There are at least ten saltwater ponds in the village of Sedari, Wariyah told me. Most of them are non-operational, while those that still contain fish are unlikely to produce any profit.
Because of the blow to their livelihood and health, a coalition of citizens and students subpoenaed the District Head of Karawang, Cellica Nurrachdiana. "The Karawang regional government is busy taking care of compensation," Ravindra, a spokesperson for the coalition who goes by one name, said. "Until now, they haven't set up health centers to monitor those who are most affected. The government doesn't care if we're poisoned."
Starting on Sept. 11, Pertamina began paying out compensation totalling Rp18,54 billion (US$131,900) to the more than 10,000 affected residents, equalling Rp900,000 (US$64.00) per person for each month they lost their source of income.

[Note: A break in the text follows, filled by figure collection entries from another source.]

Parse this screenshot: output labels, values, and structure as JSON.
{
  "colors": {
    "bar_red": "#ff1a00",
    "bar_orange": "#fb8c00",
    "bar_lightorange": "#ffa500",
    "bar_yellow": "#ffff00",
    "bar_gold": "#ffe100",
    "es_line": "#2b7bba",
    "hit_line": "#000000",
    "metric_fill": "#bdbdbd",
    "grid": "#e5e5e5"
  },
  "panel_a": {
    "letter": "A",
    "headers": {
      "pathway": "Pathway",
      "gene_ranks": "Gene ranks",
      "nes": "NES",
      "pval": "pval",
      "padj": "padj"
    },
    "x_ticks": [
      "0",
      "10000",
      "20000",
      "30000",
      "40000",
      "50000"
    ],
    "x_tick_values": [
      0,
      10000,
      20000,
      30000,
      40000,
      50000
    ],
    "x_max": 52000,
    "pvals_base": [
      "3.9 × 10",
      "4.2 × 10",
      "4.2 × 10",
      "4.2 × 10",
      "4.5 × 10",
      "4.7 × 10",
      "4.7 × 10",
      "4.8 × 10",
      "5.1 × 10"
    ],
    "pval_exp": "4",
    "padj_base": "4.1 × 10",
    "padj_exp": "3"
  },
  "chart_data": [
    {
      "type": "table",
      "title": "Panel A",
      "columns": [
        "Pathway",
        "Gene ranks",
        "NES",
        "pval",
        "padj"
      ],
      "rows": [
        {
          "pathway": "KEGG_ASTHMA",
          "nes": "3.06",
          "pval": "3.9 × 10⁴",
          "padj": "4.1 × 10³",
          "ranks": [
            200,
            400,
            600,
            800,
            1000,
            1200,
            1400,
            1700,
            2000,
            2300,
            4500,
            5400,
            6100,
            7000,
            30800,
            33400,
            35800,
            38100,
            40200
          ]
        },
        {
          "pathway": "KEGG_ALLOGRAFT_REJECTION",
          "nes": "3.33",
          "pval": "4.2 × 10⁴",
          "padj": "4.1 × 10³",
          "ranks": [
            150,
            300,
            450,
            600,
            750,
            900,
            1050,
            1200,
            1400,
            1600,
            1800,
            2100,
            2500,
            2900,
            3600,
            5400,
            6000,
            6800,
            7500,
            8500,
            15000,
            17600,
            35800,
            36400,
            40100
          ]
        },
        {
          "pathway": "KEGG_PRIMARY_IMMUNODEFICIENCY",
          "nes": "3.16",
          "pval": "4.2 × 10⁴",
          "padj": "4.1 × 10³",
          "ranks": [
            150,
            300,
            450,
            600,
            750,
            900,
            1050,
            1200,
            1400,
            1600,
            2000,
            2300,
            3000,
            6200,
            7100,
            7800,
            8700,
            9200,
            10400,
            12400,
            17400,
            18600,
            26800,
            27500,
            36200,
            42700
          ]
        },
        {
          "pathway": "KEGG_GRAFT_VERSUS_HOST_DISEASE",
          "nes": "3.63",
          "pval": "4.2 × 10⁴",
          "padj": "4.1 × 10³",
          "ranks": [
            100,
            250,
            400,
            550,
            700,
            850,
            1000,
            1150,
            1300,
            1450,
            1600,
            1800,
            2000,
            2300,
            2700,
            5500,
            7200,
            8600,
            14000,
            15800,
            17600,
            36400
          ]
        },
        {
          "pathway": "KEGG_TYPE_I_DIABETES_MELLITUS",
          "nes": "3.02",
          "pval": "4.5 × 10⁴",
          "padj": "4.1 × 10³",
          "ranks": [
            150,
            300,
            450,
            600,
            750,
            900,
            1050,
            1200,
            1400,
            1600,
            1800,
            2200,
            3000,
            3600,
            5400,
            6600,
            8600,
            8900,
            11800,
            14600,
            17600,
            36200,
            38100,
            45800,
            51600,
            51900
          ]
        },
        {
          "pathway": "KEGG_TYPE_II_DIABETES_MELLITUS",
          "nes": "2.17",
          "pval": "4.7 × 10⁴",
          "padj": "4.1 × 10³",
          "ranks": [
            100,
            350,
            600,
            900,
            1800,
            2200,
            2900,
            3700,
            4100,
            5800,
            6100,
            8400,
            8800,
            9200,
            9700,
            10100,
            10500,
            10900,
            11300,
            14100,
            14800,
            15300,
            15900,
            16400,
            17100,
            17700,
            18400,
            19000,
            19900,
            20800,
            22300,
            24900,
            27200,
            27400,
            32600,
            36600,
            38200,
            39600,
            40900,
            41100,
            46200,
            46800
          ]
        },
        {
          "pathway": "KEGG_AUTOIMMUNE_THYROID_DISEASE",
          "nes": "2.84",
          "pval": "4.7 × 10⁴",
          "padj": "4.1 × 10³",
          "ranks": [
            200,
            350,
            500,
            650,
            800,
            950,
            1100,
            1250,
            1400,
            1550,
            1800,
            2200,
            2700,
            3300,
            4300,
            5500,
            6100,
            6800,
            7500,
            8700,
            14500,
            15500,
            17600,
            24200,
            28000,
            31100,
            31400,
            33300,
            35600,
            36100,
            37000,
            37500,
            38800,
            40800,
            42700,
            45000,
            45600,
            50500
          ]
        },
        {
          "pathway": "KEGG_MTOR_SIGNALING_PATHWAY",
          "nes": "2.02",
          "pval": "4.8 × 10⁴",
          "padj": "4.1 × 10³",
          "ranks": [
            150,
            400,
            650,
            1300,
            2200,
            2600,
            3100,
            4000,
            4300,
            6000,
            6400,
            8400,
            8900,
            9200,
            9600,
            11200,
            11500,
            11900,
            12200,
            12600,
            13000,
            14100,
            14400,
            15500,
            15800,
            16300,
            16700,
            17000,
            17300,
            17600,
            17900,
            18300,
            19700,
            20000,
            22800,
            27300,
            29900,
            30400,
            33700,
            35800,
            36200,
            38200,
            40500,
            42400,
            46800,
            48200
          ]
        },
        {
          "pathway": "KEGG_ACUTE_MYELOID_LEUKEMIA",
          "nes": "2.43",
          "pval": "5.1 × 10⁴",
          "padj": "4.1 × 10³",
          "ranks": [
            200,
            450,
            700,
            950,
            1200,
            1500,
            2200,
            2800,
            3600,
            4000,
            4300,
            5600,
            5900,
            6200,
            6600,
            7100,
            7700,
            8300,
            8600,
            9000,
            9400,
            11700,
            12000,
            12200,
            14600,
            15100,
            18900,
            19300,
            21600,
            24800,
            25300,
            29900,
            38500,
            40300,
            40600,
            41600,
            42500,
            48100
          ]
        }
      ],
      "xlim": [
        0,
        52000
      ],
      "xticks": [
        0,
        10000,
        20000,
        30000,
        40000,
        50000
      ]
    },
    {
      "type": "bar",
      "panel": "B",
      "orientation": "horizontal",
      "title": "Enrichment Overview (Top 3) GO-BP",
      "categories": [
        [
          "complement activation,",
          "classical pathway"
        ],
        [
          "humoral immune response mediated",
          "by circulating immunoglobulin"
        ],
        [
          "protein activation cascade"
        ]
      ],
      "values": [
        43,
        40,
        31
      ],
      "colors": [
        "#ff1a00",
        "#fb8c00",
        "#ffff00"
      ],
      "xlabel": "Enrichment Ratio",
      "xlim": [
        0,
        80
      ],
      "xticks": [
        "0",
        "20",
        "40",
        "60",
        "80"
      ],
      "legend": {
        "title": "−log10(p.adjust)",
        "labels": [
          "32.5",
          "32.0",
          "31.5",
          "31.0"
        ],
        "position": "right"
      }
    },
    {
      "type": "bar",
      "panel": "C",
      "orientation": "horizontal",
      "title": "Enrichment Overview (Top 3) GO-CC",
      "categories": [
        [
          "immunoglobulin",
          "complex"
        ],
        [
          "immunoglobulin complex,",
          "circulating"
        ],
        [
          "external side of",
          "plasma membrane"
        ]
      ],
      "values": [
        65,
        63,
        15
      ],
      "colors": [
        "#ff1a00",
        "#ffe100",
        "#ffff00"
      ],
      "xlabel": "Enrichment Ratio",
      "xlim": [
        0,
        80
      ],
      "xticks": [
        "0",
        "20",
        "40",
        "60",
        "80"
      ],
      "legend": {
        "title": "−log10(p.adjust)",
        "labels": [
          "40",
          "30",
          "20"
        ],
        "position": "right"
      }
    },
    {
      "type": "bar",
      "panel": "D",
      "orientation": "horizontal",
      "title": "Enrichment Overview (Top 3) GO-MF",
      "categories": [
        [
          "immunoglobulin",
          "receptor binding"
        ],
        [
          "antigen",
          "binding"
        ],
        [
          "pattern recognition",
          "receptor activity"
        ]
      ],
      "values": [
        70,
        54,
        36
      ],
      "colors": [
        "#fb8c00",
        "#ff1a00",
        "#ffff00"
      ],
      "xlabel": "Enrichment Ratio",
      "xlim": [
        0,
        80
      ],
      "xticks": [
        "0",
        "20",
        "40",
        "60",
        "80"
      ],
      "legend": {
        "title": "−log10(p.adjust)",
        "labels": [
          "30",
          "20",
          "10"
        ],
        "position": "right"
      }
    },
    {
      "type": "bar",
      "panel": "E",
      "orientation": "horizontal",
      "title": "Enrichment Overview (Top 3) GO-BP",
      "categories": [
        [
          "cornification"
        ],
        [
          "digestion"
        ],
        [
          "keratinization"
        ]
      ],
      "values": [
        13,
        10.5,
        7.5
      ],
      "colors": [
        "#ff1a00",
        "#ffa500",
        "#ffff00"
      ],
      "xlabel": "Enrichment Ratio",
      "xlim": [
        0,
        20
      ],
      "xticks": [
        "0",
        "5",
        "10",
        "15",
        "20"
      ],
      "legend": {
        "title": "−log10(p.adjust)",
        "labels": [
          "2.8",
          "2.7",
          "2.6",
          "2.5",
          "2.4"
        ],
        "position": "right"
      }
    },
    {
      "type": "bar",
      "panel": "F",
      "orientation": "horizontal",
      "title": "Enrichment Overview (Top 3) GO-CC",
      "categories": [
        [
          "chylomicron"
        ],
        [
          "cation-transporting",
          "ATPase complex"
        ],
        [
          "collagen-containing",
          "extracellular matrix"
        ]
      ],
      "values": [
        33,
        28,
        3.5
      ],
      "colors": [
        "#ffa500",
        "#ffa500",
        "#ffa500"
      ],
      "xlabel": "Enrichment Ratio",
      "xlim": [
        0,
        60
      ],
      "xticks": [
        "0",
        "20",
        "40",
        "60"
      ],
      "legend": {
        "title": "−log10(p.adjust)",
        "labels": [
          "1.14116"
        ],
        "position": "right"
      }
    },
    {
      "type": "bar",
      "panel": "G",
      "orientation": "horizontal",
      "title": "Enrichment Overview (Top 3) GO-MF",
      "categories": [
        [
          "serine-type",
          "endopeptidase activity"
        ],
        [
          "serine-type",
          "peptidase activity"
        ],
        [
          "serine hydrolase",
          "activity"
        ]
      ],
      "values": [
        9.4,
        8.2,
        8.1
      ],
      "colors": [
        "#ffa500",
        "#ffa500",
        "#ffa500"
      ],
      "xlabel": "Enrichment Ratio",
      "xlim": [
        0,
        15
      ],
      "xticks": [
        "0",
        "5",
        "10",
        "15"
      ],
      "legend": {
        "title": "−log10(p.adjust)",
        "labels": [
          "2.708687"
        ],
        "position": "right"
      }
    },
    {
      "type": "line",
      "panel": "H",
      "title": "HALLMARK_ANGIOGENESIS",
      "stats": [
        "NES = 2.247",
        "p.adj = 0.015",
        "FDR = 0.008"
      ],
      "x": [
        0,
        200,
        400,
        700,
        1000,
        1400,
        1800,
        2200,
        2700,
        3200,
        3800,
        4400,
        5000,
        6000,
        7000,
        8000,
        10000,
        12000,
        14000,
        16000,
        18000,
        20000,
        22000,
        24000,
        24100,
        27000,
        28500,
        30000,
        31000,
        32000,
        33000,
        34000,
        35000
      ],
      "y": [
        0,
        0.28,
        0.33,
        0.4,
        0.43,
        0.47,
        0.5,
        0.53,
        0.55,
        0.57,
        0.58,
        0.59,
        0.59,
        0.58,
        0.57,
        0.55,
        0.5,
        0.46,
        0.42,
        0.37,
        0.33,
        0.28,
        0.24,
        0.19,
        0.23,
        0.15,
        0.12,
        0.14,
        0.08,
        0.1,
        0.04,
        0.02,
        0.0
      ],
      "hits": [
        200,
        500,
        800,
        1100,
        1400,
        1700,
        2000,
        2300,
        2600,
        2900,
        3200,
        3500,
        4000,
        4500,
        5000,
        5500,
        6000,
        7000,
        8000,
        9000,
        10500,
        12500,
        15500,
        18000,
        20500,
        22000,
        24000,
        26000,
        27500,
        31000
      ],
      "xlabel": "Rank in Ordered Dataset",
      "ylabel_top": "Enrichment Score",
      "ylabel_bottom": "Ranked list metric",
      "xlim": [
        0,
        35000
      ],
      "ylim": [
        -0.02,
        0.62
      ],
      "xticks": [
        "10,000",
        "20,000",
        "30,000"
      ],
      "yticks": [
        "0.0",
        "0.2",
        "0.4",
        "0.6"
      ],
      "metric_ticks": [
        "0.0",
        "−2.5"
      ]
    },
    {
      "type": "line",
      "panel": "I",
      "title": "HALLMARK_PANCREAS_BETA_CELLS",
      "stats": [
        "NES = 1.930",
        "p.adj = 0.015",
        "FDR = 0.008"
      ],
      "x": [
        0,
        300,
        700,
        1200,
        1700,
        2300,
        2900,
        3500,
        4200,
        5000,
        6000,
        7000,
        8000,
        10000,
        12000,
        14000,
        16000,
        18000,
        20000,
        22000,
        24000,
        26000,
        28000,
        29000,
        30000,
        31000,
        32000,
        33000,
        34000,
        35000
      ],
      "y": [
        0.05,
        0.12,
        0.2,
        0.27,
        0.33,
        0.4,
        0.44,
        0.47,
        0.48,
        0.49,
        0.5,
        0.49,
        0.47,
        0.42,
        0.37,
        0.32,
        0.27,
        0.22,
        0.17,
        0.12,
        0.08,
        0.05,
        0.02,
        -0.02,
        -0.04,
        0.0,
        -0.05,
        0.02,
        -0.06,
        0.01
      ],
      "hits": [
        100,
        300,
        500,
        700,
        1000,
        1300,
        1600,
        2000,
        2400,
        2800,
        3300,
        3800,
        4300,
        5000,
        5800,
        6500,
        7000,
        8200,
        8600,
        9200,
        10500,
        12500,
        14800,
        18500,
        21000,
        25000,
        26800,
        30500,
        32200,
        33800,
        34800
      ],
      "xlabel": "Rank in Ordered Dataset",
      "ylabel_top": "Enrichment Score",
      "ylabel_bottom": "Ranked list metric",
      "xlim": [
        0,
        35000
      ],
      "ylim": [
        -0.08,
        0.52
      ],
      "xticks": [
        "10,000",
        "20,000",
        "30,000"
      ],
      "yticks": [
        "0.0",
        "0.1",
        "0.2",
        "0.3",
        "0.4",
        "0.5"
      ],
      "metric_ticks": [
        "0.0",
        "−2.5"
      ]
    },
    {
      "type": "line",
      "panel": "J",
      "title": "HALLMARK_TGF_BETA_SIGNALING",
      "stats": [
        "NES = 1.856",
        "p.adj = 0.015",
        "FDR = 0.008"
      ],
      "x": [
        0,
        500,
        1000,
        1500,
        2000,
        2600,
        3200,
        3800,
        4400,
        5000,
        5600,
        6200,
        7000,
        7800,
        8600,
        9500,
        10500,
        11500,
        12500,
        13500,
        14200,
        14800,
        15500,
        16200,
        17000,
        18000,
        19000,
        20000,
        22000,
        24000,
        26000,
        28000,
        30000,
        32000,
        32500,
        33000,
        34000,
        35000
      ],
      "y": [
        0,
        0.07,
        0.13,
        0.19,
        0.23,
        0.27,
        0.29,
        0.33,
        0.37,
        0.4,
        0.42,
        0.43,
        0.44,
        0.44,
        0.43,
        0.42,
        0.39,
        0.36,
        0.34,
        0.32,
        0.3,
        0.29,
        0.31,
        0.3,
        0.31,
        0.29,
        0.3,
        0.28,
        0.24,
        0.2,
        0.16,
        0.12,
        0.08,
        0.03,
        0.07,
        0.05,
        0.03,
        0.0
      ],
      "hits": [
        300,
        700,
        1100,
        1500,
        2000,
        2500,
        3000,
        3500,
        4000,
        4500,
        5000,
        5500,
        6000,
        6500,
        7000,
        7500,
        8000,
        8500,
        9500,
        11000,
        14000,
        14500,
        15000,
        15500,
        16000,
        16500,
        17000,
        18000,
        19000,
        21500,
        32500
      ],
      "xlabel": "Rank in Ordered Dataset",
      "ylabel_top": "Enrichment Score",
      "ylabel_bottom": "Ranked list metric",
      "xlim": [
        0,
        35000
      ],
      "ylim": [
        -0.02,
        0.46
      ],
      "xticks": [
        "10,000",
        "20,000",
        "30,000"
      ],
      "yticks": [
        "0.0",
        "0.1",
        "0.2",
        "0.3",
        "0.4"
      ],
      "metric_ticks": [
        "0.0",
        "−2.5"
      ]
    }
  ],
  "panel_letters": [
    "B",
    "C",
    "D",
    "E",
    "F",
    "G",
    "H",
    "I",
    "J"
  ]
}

PT Pertamina Hulu Energi, a subsidiary of Pertamina, said the source of the leak will be fixed by early October. But until then, thousands of gallons of oil will leak every day, contaminating the surrounding ecosystem. Ciming and other residents can’t bear to imagine the impact the spill may have on them in the future.
“What has happened, has happened,” said Ciming. “Maybe this disaster was a lesson from God.”
Elisabeth Glory Victory and Iqbal Kusumadirezza contributed to this report.